Stephanie Says: Sex, Socialism, and the Seaside

Stephanie Says
Sex, Socialism, and the Seaside
Grimsey
2004-11-16

“Stephanie Says”, of course, was one of the Velvet Underground’s greatest songs, arguably their most affecting ballad, a tale of clinical depression bathed with an almost baroque beauty. Stephanie Says is the new solo project from singer Stephanie Winter, formerly of the Legendary Jim Ruiz Group and current Autumn Leaf. Unlike all those Syd Barrett fans who got misled by the Gigolo Aunts, Velvet Underground fans who stumble upon Sex, Socialism, and the Seaside will find that Stephanie Says actually does carry on the hazy melancholy sound of “Stephanie Says”, albeit while working in a radically different genre.

Winter seems on the fence about whether she’d a) rather go back in time to the ’60s and become a French chanteuse or b) rather go back in time to the ’60s and sing in a bossa nova band. Instead, she combines the two gentle styles, backed up by various friends including the bulk of the Autumn Leaves. Not that Sex, Socialism, and the Seaside sounds like a huge collaborative effort. Winter’s breathy vocals and spare guitar work are always in the foreground, and her production work makes sure that emphasis is placed on both the notes and the silences between the notes. The openness of the production is crucial for the album’s success, as the album succeeds more on the strength of its breezy yet sorrowful atmosphere rather than on the strength of its songs.

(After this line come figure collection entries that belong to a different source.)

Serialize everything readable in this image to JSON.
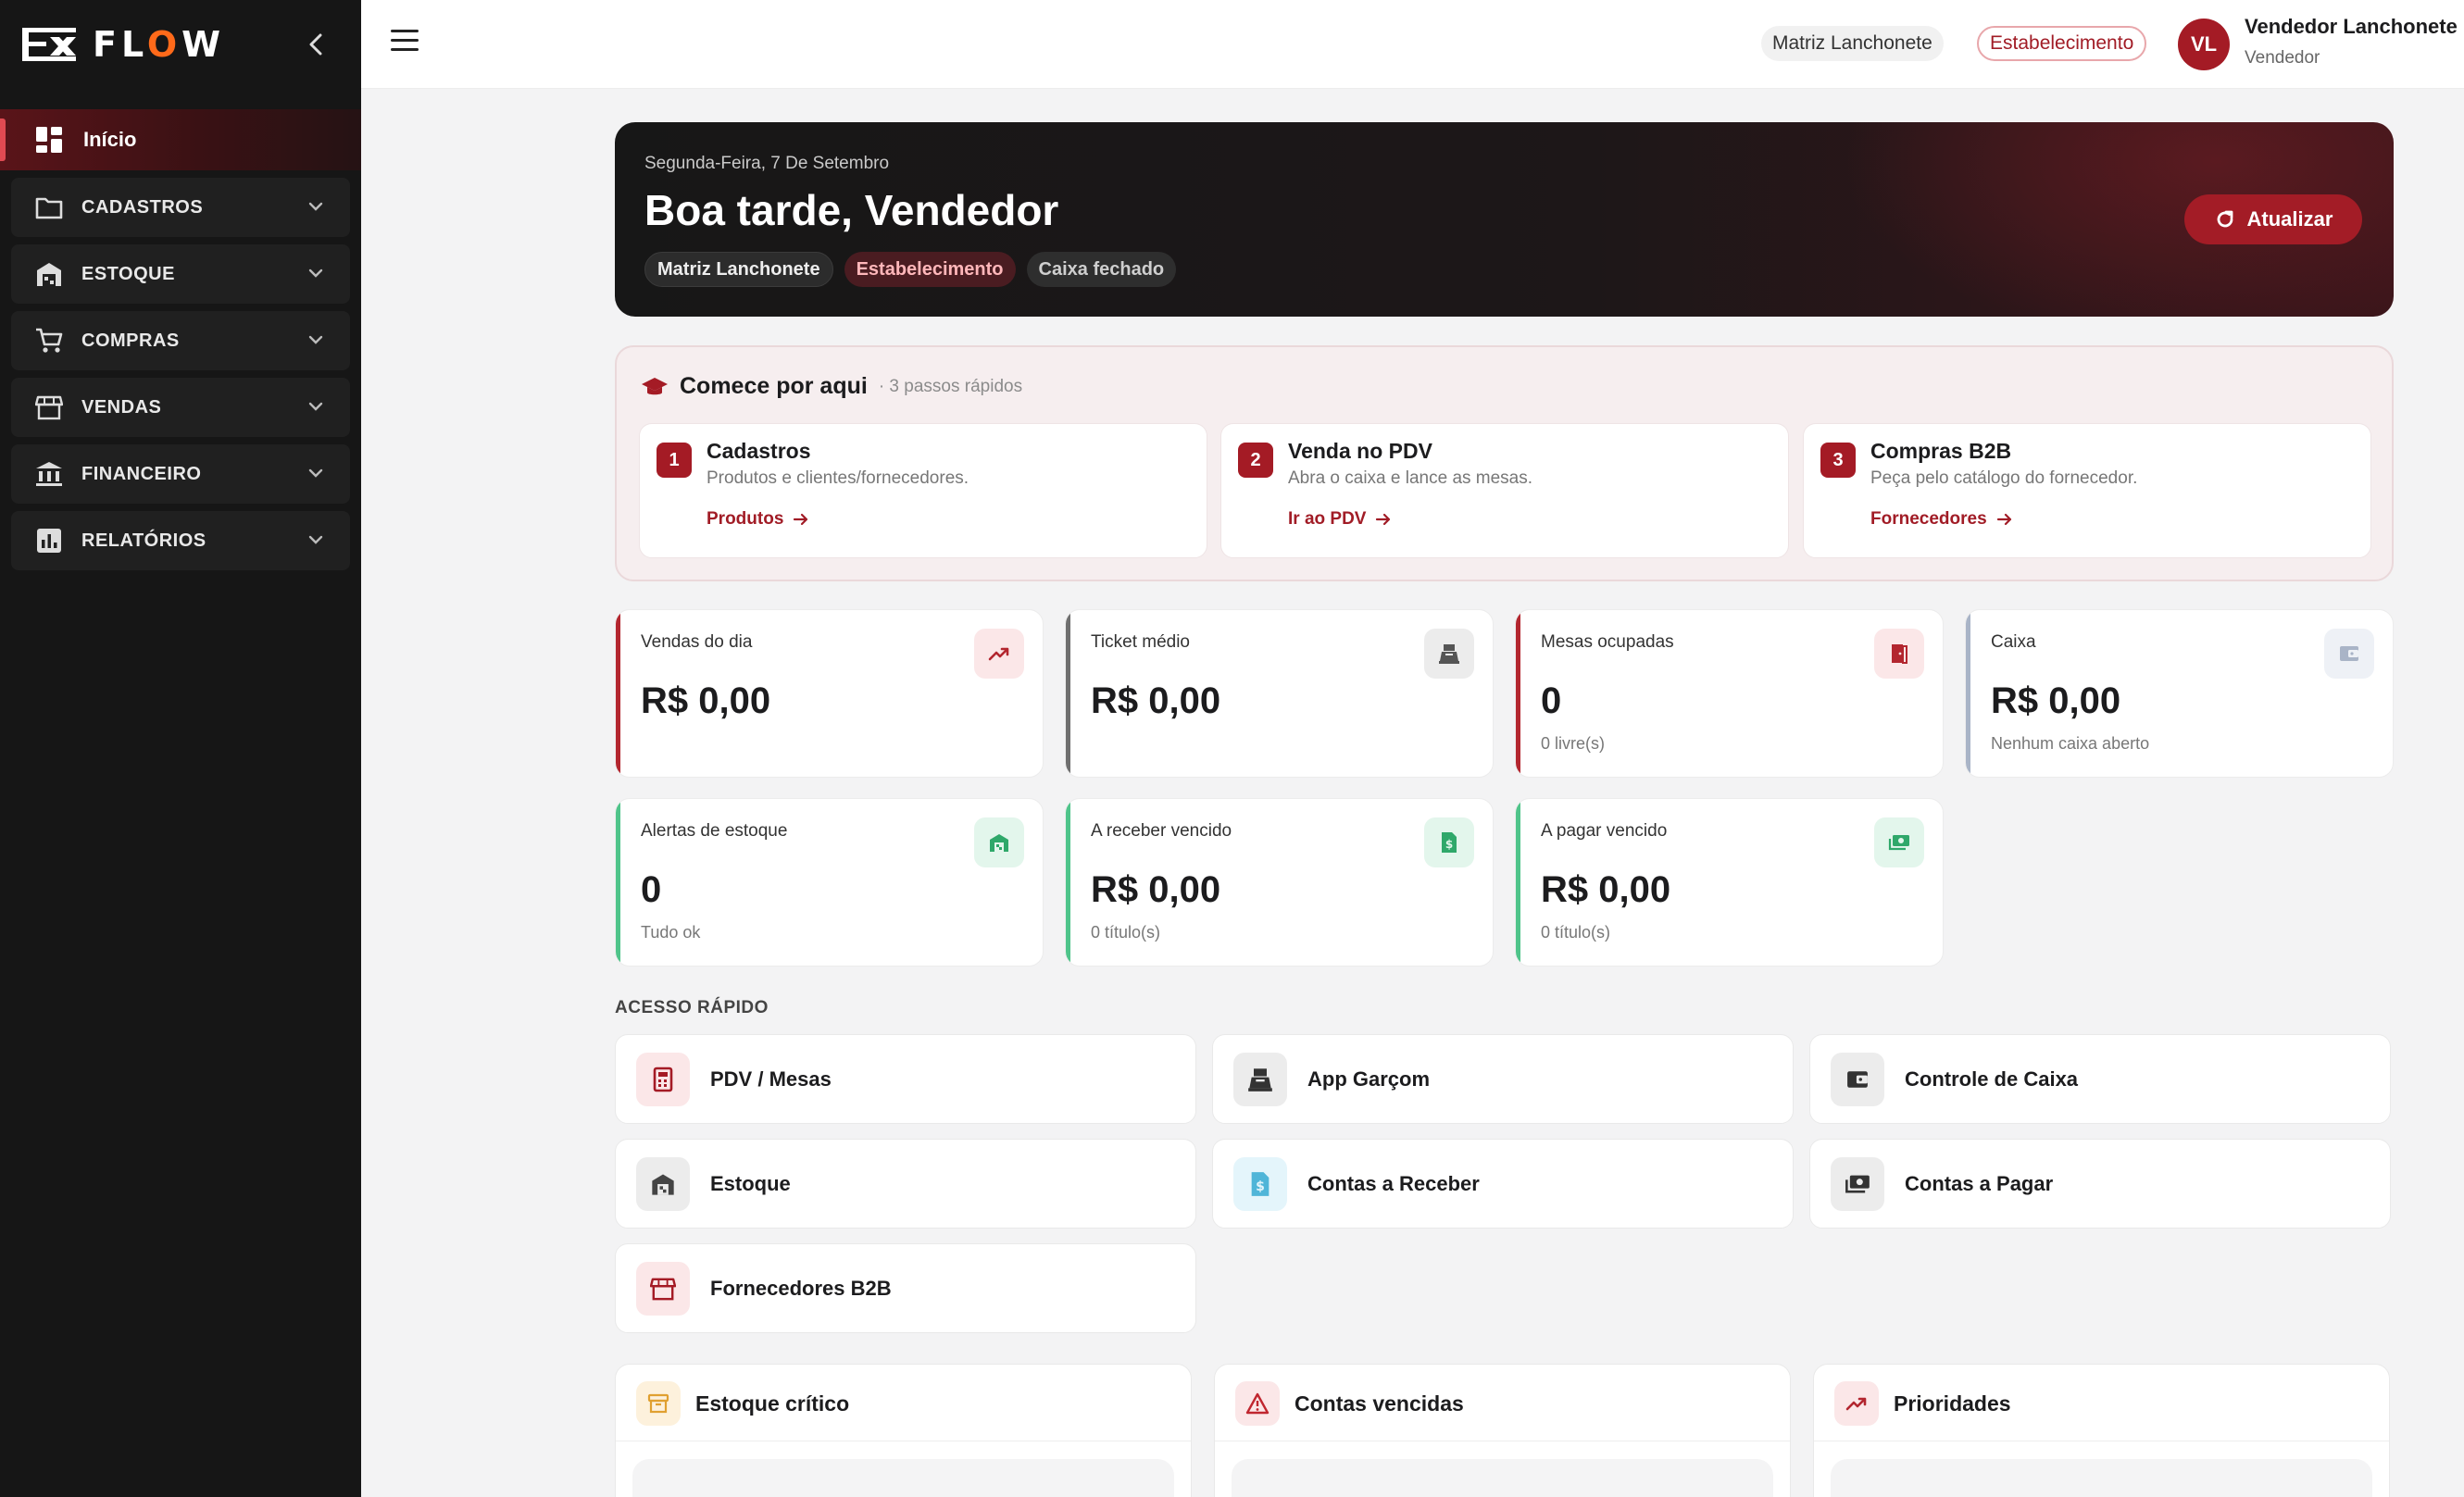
{
  "app": {
    "name_prefix": "FL",
    "name_o": "O",
    "name_suffix": "W"
  },
  "sidebar": {
    "home_label": "Início",
    "items": [
      {
        "label": "CADASTROS",
        "icon": "folder-icon"
      },
      {
        "label": "ESTOQUE",
        "icon": "warehouse-icon"
      },
      {
        "label": "COMPRAS",
        "icon": "cart-icon"
      },
      {
        "label": "VENDAS",
        "icon": "store-icon"
      },
      {
        "label": "FINANCEIRO",
        "icon": "bank-icon"
      },
      {
        "label": "RELATÓRIOS",
        "icon": "bar-chart-icon"
      }
    ]
  },
  "topbar": {
    "company": "Matriz Lanchonete",
    "establishment": "Estabelecimento",
    "avatar_initials": "VL",
    "user_name": "Vendedor Lanchonete",
    "user_role": "Vendedor"
  },
  "hero": {
    "date": "Segunda-Feira, 7 De Setembro",
    "greeting": "Boa tarde, Vendedor",
    "chips": [
      "Matriz Lanchonete",
      "Estabelecimento",
      "Caixa fechado"
    ],
    "refresh_label": "Atualizar"
  },
  "onboarding": {
    "title": "Comece por aqui",
    "subtitle": "· 3 passos rápidos",
    "steps": [
      {
        "num": "1",
        "title": "Cadastros",
        "desc": "Produtos e clientes/fornecedores.",
        "link": "Produtos"
      },
      {
        "num": "2",
        "title": "Venda no PDV",
        "desc": "Abra o caixa e lance as mesas.",
        "link": "Ir ao PDV"
      },
      {
        "num": "3",
        "title": "Compras B2B",
        "desc": "Peça pelo catálogo do fornecedor.",
        "link": "Fornecedores"
      }
    ]
  },
  "kpis": [
    {
      "label": "Vendas do dia",
      "value": "R$ 0,00",
      "sub": "",
      "accent": "#b3262f"
    },
    {
      "label": "Ticket médio",
      "value": "R$ 0,00",
      "sub": "",
      "accent": "#6f6f6f"
    },
    {
      "label": "Mesas ocupadas",
      "value": "0",
      "sub": "0 livre(s)",
      "accent": "#b3262f"
    },
    {
      "label": "Caixa",
      "value": "R$ 0,00",
      "sub": "Nenhum caixa aberto",
      "accent": "#a9b4c7"
    },
    {
      "label": "Alertas de estoque",
      "value": "0",
      "sub": "Tudo ok",
      "accent": "#4fc48a"
    },
    {
      "label": "A receber vencido",
      "value": "R$ 0,00",
      "sub": "0 título(s)",
      "accent": "#4fc48a"
    },
    {
      "label": "A pagar vencido",
      "value": "R$ 0,00",
      "sub": "0 título(s)",
      "accent": "#4fc48a"
    }
  ],
  "quick_access": {
    "title": "ACESSO RÁPIDO",
    "items": [
      {
        "label": "PDV / Mesas",
        "icon": "pos-terminal-icon"
      },
      {
        "label": "App Garçom",
        "icon": "cash-register-icon"
      },
      {
        "label": "Controle de Caixa",
        "icon": "wallet-icon"
      },
      {
        "label": "Estoque",
        "icon": "warehouse-icon"
      },
      {
        "label": "Contas a Receber",
        "icon": "receipt-dollar-icon"
      },
      {
        "label": "Contas a Pagar",
        "icon": "cash-icon"
      },
      {
        "label": "Fornecedores B2B",
        "icon": "store-icon"
      }
    ]
  },
  "panels": [
    {
      "title": "Estoque crítico",
      "icon": "archive-icon"
    },
    {
      "title": "Contas vencidas",
      "icon": "warning-icon"
    },
    {
      "title": "Prioridades",
      "icon": "trending-up-icon"
    }
  ],
  "colors": {
    "brand": "#a41b25",
    "sidebar_bg": "#161616",
    "logo_accent": "#ff6a1a"
  }
}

It’s not that Winter is a poor songwriter, “Another Time”, for instance, is a sweet-and-bitter tale of an uncertain relationship, where intentionally clumsy lines suggest the tenuous nature of the love affair: “You know I love you / Because I told you”. “England” smartly reworks the “I do love to be beside the seaside” shanty into the chorus of a shimmering indie-pop song dedicated to celebrating the joys of the English lifestyle, including free health care (this would be part of the “socialism” theme, I’m guessing). There is nothing wrong with the quality of the songs except that the songs are not quite the point with the style of indie-nova (hey, I’m a music critic I have to label it something) that Stephanie Says specializes in.

Stephanie Says produces pure melancholic atmosphere, and sharper hooks or tighter songs would only detract from this mood. Instead, hooks are buried deep within the music, carrying its listeners just as far along as the next track. The songs never linger too long, usually hovering a little past the three minute mark, and tend to pleasantly blend into each other. The album floats by like a lazy Sunday, where else, on the beach: the time passes much too quickly, and you can’t remember if anything particularly exciting happened, but you do know that the time was pleasurably spent.

Unfortunately, the album’s breezy nature is its strength and its weakness. Sex, Socialism, and the Seaside by its own nature, cannot be anything more than a pleasant diversion. It is not an album that will demand to be listened to, it is more of a situational album. Living in Florida, I can tell you that lounging on the beach all day can grow into a stale routine. Stephanie Says’s debut is a thirty minute tranquilizer, or the soundtrack for a moment of wistful brooding, but its ambitions go no higher than that. In fact, if Winter did have grander ambitions, the album probably would have lost the languid appeal that makes it a good listen.

Stephane Says is ultimately a side project, although a fruitful one, and, taken as such, it is a phenomenal success. Winter’s breezy voice comes from some timeless era, evoking the past while remaining firmly in the presence, and she manages to link indie-pop with bossa nova in a charming and novel way. It won’t radically effect your life, but, then again, neither will a day by the sea.